O posicionamento foi reforçado em parecer da Procuradoria de Justiça, que sustenta a responsabilidade conjunta do Estado e do município na manutenção dos serviços. Segundo o órgão, não é possível continuar encaminhando pacientes para o hospital sem garantir estrutura adequada de atendimento.
A discussão tem origem em uma Ação Civil Pública ajuizada em 2025, que já havia determinado a apresentação de um plano emergencial para reorganizar o hospital. Entre as exigências estão a regularização de serviços médicos, reposição de medicamentos e insumos, além de medidas para conter a superlotação no pronto-socorro.
Inicialmente, a Justiça previa o bloqueio mensal de R$ 12 milhões das contas públicas em caso de descumprimento. Posteriormente, a medida foi substituída por multa diária de R$ 5 mil. O governo estadual recorreu, questionando sua responsabilidade no caso e alegando interferência indevida do Judiciário.

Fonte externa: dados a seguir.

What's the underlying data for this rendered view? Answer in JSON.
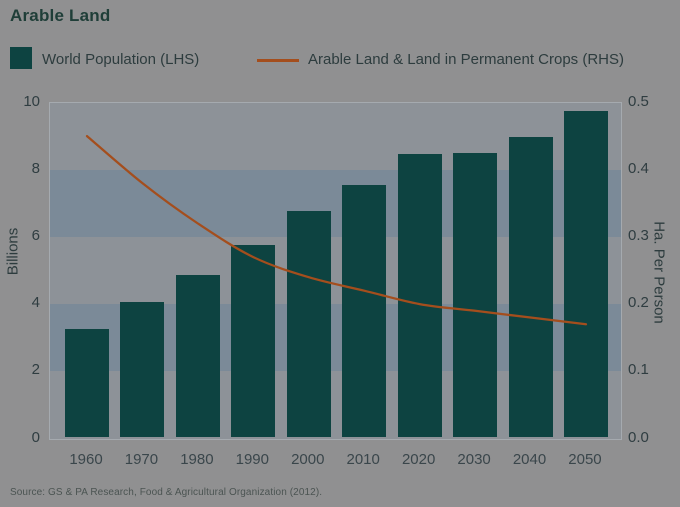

Nas contrarrazões, o MPMS argumenta que o Estado não pode ser tratado apenas como financiador, mas como cogestor do Sistema Único de Saúde. O órgão também defende que a exigência judicial não cria uma nova política pública, mas busca garantir um planejamento mínimo diante de uma situação considerada crítica.
O parecer, assinado pelo procurador de Justiça Sérgio Luiz Morelli, reforça que o custo de organizar um plano de ação é pequeno diante das consequências da desassistência. Para o MPMS, o maior risco está na manutenção do cenário atual.
Relatórios do Conselho Regional de Medicina anexados ao processo apontam um quadro alarmante: superlotação que ultrapassa 500% da capacidade, falta de insumos básicos e paralisações de atendimento devido a atrasos no pagamento de profissionais.
Diante desse cenário, o Ministério Público sustenta que a intervenção judicial é necessária para evitar o agravamento da crise e garantir o direito básico à saúde da população. A preocupação, segundo o órgão, é impedir que o colapso institucional da unidade continue impactando diretamente a vida de quem depende do atendimento público em Campo Grande.